Nous savions que le cinéma soviétique n'avait plus rien à prouver en terme de richesse. Une fois de plus, il nous l'aura prouvé avec "Viy", une curieuse pellicule constituant un exemplaire quasiment unique du film d'horreur soviétique. Etrange quand on connaît la politique liberticide d'un parti vouant un culte à l'ignoble réalisme communiste. Mais pour autant, on comprend pourquoi il est parvenu à voir le jour car répondant positivement à certains impératifs et obsessions du pouvoir en place. J'y reviendrai par la suite.
"Viy" n'est pas à proprement parler un film d'épouvante et encore moins d'horreur, dans la grande tradition que nous les connaissons. S'attendre à frissonner devant serait probablement la pire idée que vous auriez eu de votre semaine. Ershov et son comparse ont d'autres ambitions, pas forcément supérieures mais qui, absentes, auraient données lieu à un naufrage si la colonne scénaristique avait été prise au premier degré. Et Dieu sait le nombre de réalisateurs qui auraient été capables de tourner ça dans le plus grand sérieux. "Viy" c'est du comique troupier, un vaudeville fantastique où un pauvre moine responsable de la mort d'une sorcière se voit forcé par le père de celle-ci à veiller sur sa dépouille durant 3 nuits. Craintif à l'idée que l'on découvre son geste, la pression à son encontre est telle qu'il ne peut refuser. Néanmoins, la forte récompense du père permet de le rassurer. C'est donc trois nuits angoissantes pour lui et génialissimes pour nous, simples spectateurs, qui avions sous-estimé honteusement ce que Viy avait à nous offrir.
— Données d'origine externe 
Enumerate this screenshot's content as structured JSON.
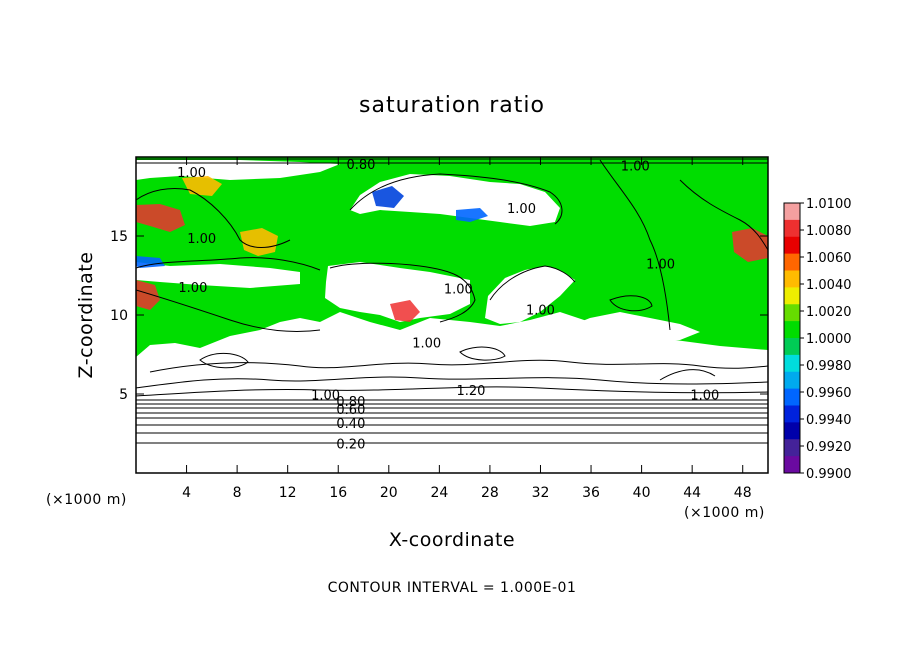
{
  "chart_data": {
    "type": "heatmap",
    "title": "saturation ratio",
    "xlabel": "X-coordinate",
    "ylabel": "Z-coordinate",
    "x_unit": "(×1000 m)",
    "z_unit": "(×1000 m)",
    "xlim": [
      0,
      50
    ],
    "ylim": [
      0,
      20
    ],
    "x_ticks": [
      4,
      8,
      12,
      16,
      20,
      24,
      28,
      32,
      36,
      40,
      44,
      48
    ],
    "y_ticks": [
      5,
      10,
      15
    ],
    "footer": "CONTOUR INTERVAL = 1.000E-01",
    "colorbar": {
      "ticks": [
        "1.0100",
        "1.0080",
        "1.0060",
        "1.0040",
        "1.0020",
        "1.0000",
        "0.9980",
        "0.9960",
        "0.9940",
        "0.9920",
        "0.9900"
      ],
      "colors": [
        "#f4a0a0",
        "#ee3030",
        "#e80000",
        "#ff6600",
        "#ffbb00",
        "#eeee00",
        "#66dd00",
        "#00dd00",
        "#00cc55",
        "#00dddd",
        "#00aaee",
        "#0066ff",
        "#0022dd",
        "#0000aa",
        "#442299",
        "#6a0aa0"
      ]
    },
    "contour_labels": [
      {
        "text": "0.80",
        "x": 17.8,
        "z": 19.5
      },
      {
        "text": "1.00",
        "x": 4.4,
        "z": 19.0
      },
      {
        "text": "1.00",
        "x": 39.5,
        "z": 19.4
      },
      {
        "text": "1.00",
        "x": 30.5,
        "z": 16.7
      },
      {
        "text": "1.00",
        "x": 5.2,
        "z": 14.8
      },
      {
        "text": "1.00",
        "x": 41.5,
        "z": 13.2
      },
      {
        "text": "1.00",
        "x": 4.5,
        "z": 11.7
      },
      {
        "text": "1.00",
        "x": 25.5,
        "z": 11.6
      },
      {
        "text": "1.00",
        "x": 32.0,
        "z": 10.3
      },
      {
        "text": "1.00",
        "x": 23.0,
        "z": 8.2
      },
      {
        "text": "1.20",
        "x": 26.5,
        "z": 5.2
      },
      {
        "text": "1.00",
        "x": 15.0,
        "z": 4.9
      },
      {
        "text": "1.00",
        "x": 45.0,
        "z": 4.9
      },
      {
        "text": "0.60",
        "x": 17.0,
        "z": 4.0
      },
      {
        "text": "0.80",
        "x": 17.0,
        "z": 4.5
      },
      {
        "text": "0.40",
        "x": 17.0,
        "z": 3.1
      },
      {
        "text": "0.20",
        "x": 17.0,
        "z": 1.8
      }
    ]
  }
}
Esthétiquement magnifique, le film l'est tout autant dans sa partition sonore loufoque et pseudo-angoissante. C'est rare de voir un cinéma de ce genre pousser aussi loin la démarche artistique. Que cela soit les éclairages, les contrastes, les ombres, tout est travaillé avec une minutie qui impressionne. Encore aujourd'hui, il demeure un monument qui devrait être visionné par tous les cinéastes amateurs pour qui l'idée d'un film beau ne leur viendrait même pas à l'esprit. Enfin, j'en reviens à ce que je disais à la fin du premier paragraphe, le fait que Viy a su sortir pourrait se trouver dans le traitement du clergé volontairement tourné en ridicule. Ainsi, le héros est représenté comme un pleutre, moqué pour sa lâcheté et ses cris, ne trouvant son salut que dans des litanies religieuses qui ne parviennent en rien à atténuer sa crainte. Le communisme et la religion, ça n'a jamais été une histoire d'amour. Très certainement, cette raison fut peut-être celle qui permit à ce projet d'exister. En optant pour ce choix casse-gueule, le résultat est absolument fendard. Leonid Kuravlyov a la parfaite tête de l'emploi du religieux benêt et il s'y donne à fond.
"Viy" devient dès lors une farce mémorable et bigrement attachante où l'on ne s'ennuie pas une seule seconde, assumant sans fard sa différence et dont la dernière partie vaut son pesant de cacahuètes. L'arrivée des monstres, indéniablement le point culminant de l'intrigue, est extra en tout point. Les CGI ont pris de l'âge mais l'effet est toujours de la partie. On imagine en 1967 ce que les spectateurs ont dû vivre.